Not because he was certain. Not because he was fearless. Not because he knew he would succeed.

But because he could choose. And he chose hope.

Always hope.


Three weeks later, on the winter solstice, the Divine Engine did not activate.

In Madrid, JACOBUS chose to release its souls after Yasemin showed it the locket of a brother who had been freed.

In London, JOHANNES chose to stop consuming after Dimitri’s resistance fighters shared stories of those they had lost.

In Paris, PHILIPPUS chose to transform after Sister Margherita confessed the guilt she had carried for decades.

In Vienna, BARTHOLOMAEUS chose mercy after Father Benedetto knelt before it and asked for forgiveness.

The consortium scattered. Some were captured. Some fled. Some, like Cardinal D’Annunzio, were left to face the consequences of their choices.

And Father Lorenzo Vanni—the broken priest who had given away his fear, his certainty, and pieces of his soul—continued his work.

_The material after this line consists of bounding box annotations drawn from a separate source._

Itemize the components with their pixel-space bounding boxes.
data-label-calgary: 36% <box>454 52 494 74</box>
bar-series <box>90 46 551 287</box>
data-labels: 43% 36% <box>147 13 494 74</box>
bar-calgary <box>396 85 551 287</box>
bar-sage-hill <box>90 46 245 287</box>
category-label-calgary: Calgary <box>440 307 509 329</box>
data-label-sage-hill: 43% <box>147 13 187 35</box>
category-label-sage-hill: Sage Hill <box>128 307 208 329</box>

Not as a confessor, but as something new. Something that had no name.

A teacher. A guide. A bearer of mercy.

He traveled from city to city, speaking to the transformed Theologians, helping them learn what it meant to choose. He never fully recovered the pieces of himself he had lost. The hollow ache in his chest never quite faded. But he found that he could live with the emptiness, because it left room for something else.

Hope. Always hope.

And somewhere, in the depths of seven machines scattered across Europe, souls that had once been consumed learned to be free.

They learned to choose.

They learned to hope.

And they learned, at last, what it meant to be redeemed.